This is an old article with an updated time stamp.
Braintree is not likely to face the business end of an earthquake, but residents are intimately familiar with flooding, hurricanes and winter storms.
To better prepare the town for natural disasters, a team of town officials, representing a wide range of departments, including fire, police, planning, health and electric, met on Thursday morning to update Braintree's Hazard Mitigation Plan. By law, towns must have an updated plan in place to qualify for a variety of federal grants, including one that local officials are aiming to use for flood protection at Staten Road and Dickerman Lane.
The Metropolitan Area Planning Council (MAPC), a regional agency representing 101 cities and towns around Boston, worked with the Local Emergency Planning Committee in 2005 to create a plan enabling the town to receive money from programs that have sent more than $200,000 to Braintree.
"You guys are already well on your way," James Freas, a regional planner with MAPC, told the officials gathered in the lower level of the 90 Pond St. building. The plan's details, he stressed, are not meant as a response to hazards, but "rather they are long-term strategies to reduce risk and damage."
Updating the plan includes two staff meetings and two public hearings before documentation is sent to the Massachusetts Emergency Management Agency (MEMA). The first meeting for public input was Thursday. A second will be scheduled sometime in the near future by the planning department and the mayor's office, said Amy Carey, a health code enforcement officer and secretary of the emergency committee.
Once MEMA gives its approval, the Federal Emergency Management Agency (FEMA) will examine the plan and, likely after several months, provide conditional approval, contingent on a favorable vote by the .
At that point Braintree will be eligible for, among others, a federal grant that would reimburse the town 75 percent of the cost of enhanced protection at a flood-prone area off Common Street, Carey said.

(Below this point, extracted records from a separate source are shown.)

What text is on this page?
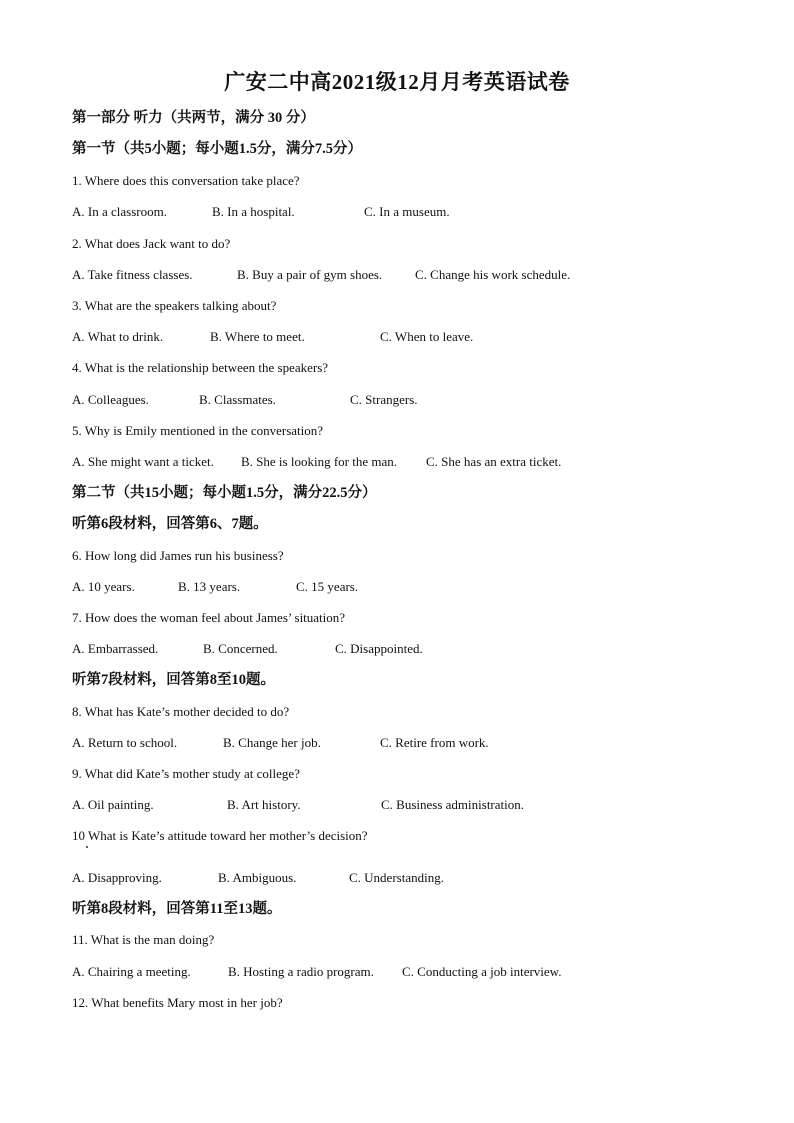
广安二中高2021级12月月考英语试卷
第一部分 听力（共两节，满分 30 分）
第一节（共5小题；每小题1.5分，满分7.5分）
1. Where does this conversation take place?
A. In a classroom.	B. In a hospital.	C. In a museum.
2. What does Jack want to do?
A. Take fitness classes.	B. Buy a pair of gym shoes.	C. Change his work schedule.
3. What are the speakers talking about?
A. What to drink.	B. Where to meet.	C. When to leave.
4. What is the relationship between the speakers?
A. Colleagues.	B. Classmates.	C. Strangers.
5. Why is Emily mentioned in the conversation?
A. She might want a ticket. B. She is looking for the man. C. She has an extra ticket.
第二节（共15小题；每小题1.5分，满分22.5分）
听第6段材料，回答第6、7题。
6. How long did James run his business?
A. 10 years.	B. 13 years.	C. 15 years.
7. How does the woman feel about James’ situation?
A. Embarrassed.	B. Concerned.	C. Disappointed.
听第7段材料，回答第8至10题。
8. What has Kate’s mother decided to do?
A. Return to school.	B. Change her job.	C. Retire from work.
9. What did Kate’s mother study at college?
A. Oil painting.	B. Art history.	C. Business administration.
10 What is Kate’s attitude toward her mother’s decision?
A. Disapproving.	B. Ambiguous.	C. Understanding.
听第8段材料，回答第11至13题。
11. What is the man doing?
A. Chairing a meeting.	B. Hosting a radio program. C. Conducting a job interview.
12. What benefits Mary most in her job?
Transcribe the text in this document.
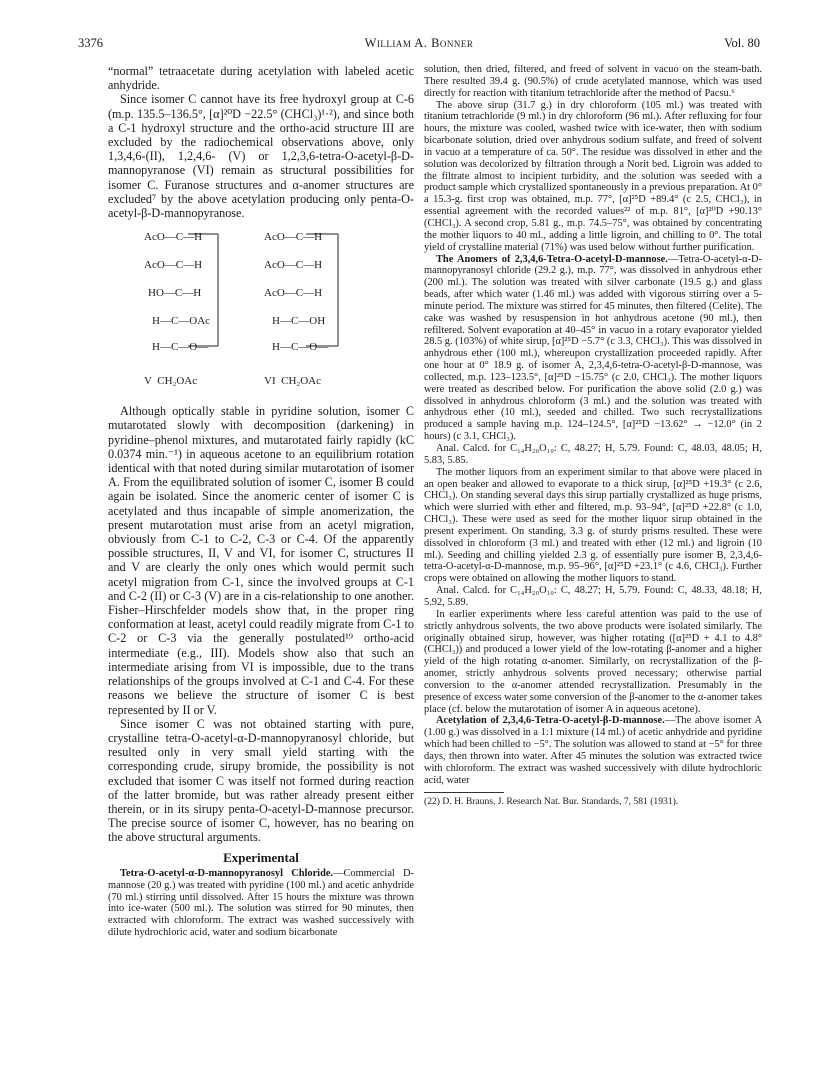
3376	William A. Bonner	Vol. 80

“normal” tetraacetate during acetylation with labeled acetic anhydride.

Since isomer C cannot have its free hydroxyl group at C-6 (m.p. 135.5–136.5°, [α]²⁰D −22.5° (CHCl₃)¹·²), and since both a C-1 hydroxyl structure and the ortho-acid structure III are excluded by the radiochemical observations above, only 1,3,4,6-(II), 1,2,4,6- (V) or 1,2,3,6-tetra-O-acetyl-β-D-mannopyranose (VI) remain as structural possibilities for isomer C. Furanose structures and α-anomer structures are excluded⁷ by the above acetylation producing only penta-O-acetyl-β-D-mannopyranose.

AcO—C—H
AcO—C—H
HO—C—H
H—C—OAc
H—C—O—
V  CH₂OAc
AcO—C—H
AcO—C—H
AcO—C—H
H—C—OH
H—C—O—
VI  CH₂OAc

Although optically stable in pyridine solution, isomer C mutarotated slowly with decomposition (darkening) in pyridine–phenol mixtures, and mutarotated fairly rapidly (kC 0.0374 min.⁻¹) in aqueous acetone to an equilibrium rotation identical with that noted during similar mutarotation of isomer A. From the equilibrated solution of isomer C, isomer B could again be isolated. Since the anomeric center of isomer C is acetylated and thus incapable of simple anomerization, the present mutarotation must arise from an acetyl migration, obviously from C-1 to C-2, C-3 or C-4. Of the apparently possible structures, II, V and VI, for isomer C, structures II and V are clearly the only ones which would permit such acetyl migration from C-1, since the involved groups at C-1 and C-2 (II) or C-3 (V) are in a cis-relationship to one another. Fisher–Hirschfelder models show that, in the proper ring conformation at least, acetyl could readily migrate from C-1 to C-2 or C-3 via the generally postulated¹⁹ ortho-acid intermediate (e.g., III). Models show also that such an intermediate arising from VI is impossible, due to the trans relationships of the groups involved at C-1 and C-4. For these reasons we believe the structure of isomer C is best represented by II or V.

Since isomer C was not obtained starting with pure, crystalline tetra-O-acetyl-α-D-mannopyranosyl chloride, but resulted only in very small yield starting with the corresponding crude, sirupy bromide, the possibility is not excluded that isomer C was itself not formed during reaction of the latter bromide, but was rather already present either therein, or in its sirupy penta-O-acetyl-D-mannose precursor. The precise source of isomer C, however, has no bearing on the above structural arguments.

Experimental

Tetra-O-acetyl-α-D-mannopyranosyl Chloride.—Commercial D-mannose (20 g.) was treated with pyridine (100 ml.) and acetic anhydride (70 ml.) stirring until dissolved. After 15 hours the mixture was thrown into ice-water (500 ml.). The solution was stirred for 90 minutes, then extracted with chloroform. The extract was washed successively with dilute hydrochloric acid, water and sodium bicarbonate

solution, then dried, filtered, and freed of solvent in vacuo on the steam-bath. There resulted 39.4 g. (90.5%) of crude acetylated mannose, which was used directly for reaction with titanium tetrachloride after the method of Pacsu.⁶

The above sirup (31.7 g.) in dry chloroform (105 ml.) was treated with titanium tetrachloride (9 ml.) in dry chloroform (96 ml.). After refluxing for four hours, the mixture was cooled, washed twice with ice-water, then with sodium bicarbonate solution, dried over anhydrous sodium sulfate, and freed of solvent in vacuo at a temperature of ca. 50°. The residue was dissolved in ether and the solution was decolorized by filtration through a Norit bed. Ligroin was added to the filtrate almost to incipient turbidity, and the solution was seeded with a product sample which crystallized spontaneously in a previous preparation. At 0° a 15.3-g. first crop was obtained, m.p. 77°, [α]²⁵D +89.4° (c 2.5, CHCl₃), in essential agreement with the recorded values²² of m.p. 81°, [α]²⁰D +90.13° (CHCl₃). A second crop, 5.81 g., m.p. 74.5–75°, was obtained by concentrating the mother liquors to 40 ml., adding a little ligroin, and chilling to 0°. The total yield of crystalline material (71%) was used below without further purification.

The Anomers of 2,3,4,6-Tetra-O-acetyl-D-mannose.—Tetra-O-acetyl-α-D-mannopyranosyl chloride (29.2 g.), m.p. 77°, was dissolved in anhydrous ether (200 ml.). The solution was treated with silver carbonate (19.5 g.) and glass beads, after which water (1.46 ml.) was added with vigorous stirring over a 5-minute period. The mixture was stirred for 45 minutes, then filtered (Celite). The cake was washed by resuspension in hot anhydrous acetone (90 ml.), then refiltered. Solvent evaporation at 40–45° in vacuo in a rotary evaporator yielded 28.5 g. (103%) of white sirup, [α]²⁵D −5.7° (c 3.3, CHCl₃). This was dissolved in anhydrous ether (100 ml.), whereupon crystallization proceeded rapidly. After one hour at 0° 18.9 g. of isomer A, 2,3,4,6-tetra-O-acetyl-β-D-mannose, was collected, m.p. 123–123.5°, [α]²⁵D −15.75° (c 2.0, CHCl₃). The mother liquors were treated as described below. For purification the above solid (2.0 g.) was dissolved in anhydrous chloroform (3 ml.) and the solution was treated with anhydrous ether (10 ml.), seeded and chilled. Two such recrystallizations produced a sample having m.p. 124–124.5°, [α]²⁵D −13.62° → −12.0° (in 2 hours) (c 3.1, CHCl₃).

Anal. Calcd. for C₁₄H₂₀O₁₀: C, 48.27; H, 5.79. Found: C, 48.03, 48.05; H, 5.83, 5.85.

The mother liquors from an experiment similar to that above were placed in an open beaker and allowed to evaporate to a thick sirup, [α]²⁵D +19.3° (c 2.6, CHCl₃). On standing several days this sirup partially crystallized as huge prisms, which were slurried with ether and filtered, m.p. 93–94°, [α]²⁵D +22.8° (c 1.0, CHCl₃). These were used as seed for the mother liquor sirup obtained in the present experiment. On standing, 3.3 g. of sturdy prisms resulted. These were dissolved in chloroform (3 ml.) and treated with ether (12 ml.) and ligroin (10 ml.). Seeding and chilling yielded 2.3 g. of essentially pure isomer B, 2,3,4,6-tetra-O-acetyl-α-D-mannose, m.p. 95–96°, [α]²⁵D +23.1° (c 4.6, CHCl₃). Further crops were obtained on allowing the mother liquors to stand.

Anal. Calcd. for C₁₄H₂₀O₁₀: C, 48.27; H, 5.79. Found: C, 48.33, 48.18; H, 5.92, 5.89.

In earlier experiments where less careful attention was paid to the use of strictly anhydrous solvents, the two above products were isolated similarly. The originally obtained sirup, however, was higher rotating ([α]²⁵D + 4.1 to 4.8° (CHCl₃)) and produced a lower yield of the low-rotating β-anomer and a higher yield of the high rotating α-anomer. Similarly, on recrystallization of the β-anomer, strictly anhydrous solvents proved necessary; otherwise partial conversion to the α-anomer attended recrystallization. Presumably in the presence of excess water some conversion of the β-anomer to the α-anomer takes place (cf. below the mutarotation of isomer A in aqueous acetone).

Acetylation of 2,3,4,6-Tetra-O-acetyl-β-D-mannose.—The above isomer A (1.00 g.) was dissolved in a 1:1 mixture (14 ml.) of acetic anhydride and pyridine which had been chilled to −5°. The solution was allowed to stand at −5° for three days, then thrown into water. After 45 minutes the solution was extracted twice with chloroform. The extract was washed successively with dilute hydrochloric acid, water

(22) D. H. Brauns, J. Research Nat. Bur. Standards, 7, 581 (1931).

Freas said it is important to have such a wide representation of town agencies because as the committee works through the update, identifying prevention measures already in place such as elevated buildings and storm shutters, it will have a better idea of what needs to be improved.
"Local information is far better than state or federal in terms of where it actually floods," Freas said.
Last March Braintree was hit with more than nine inches of rain in just a few days, causing the Monatiquot and Farm rivers to overflow and creating widespread traffic problems and damage. More information about local flooding response can be found here: http://www.townofbraintreegov.org/FloodHazard.htm.
The Federal Disaster Mitigation Act of 2000, which requires that communities have an approved plan in order to receive hazard reduction grants, is part of a series of emergency laws dating back to the consolidation of disaster response agencies in the 1970s.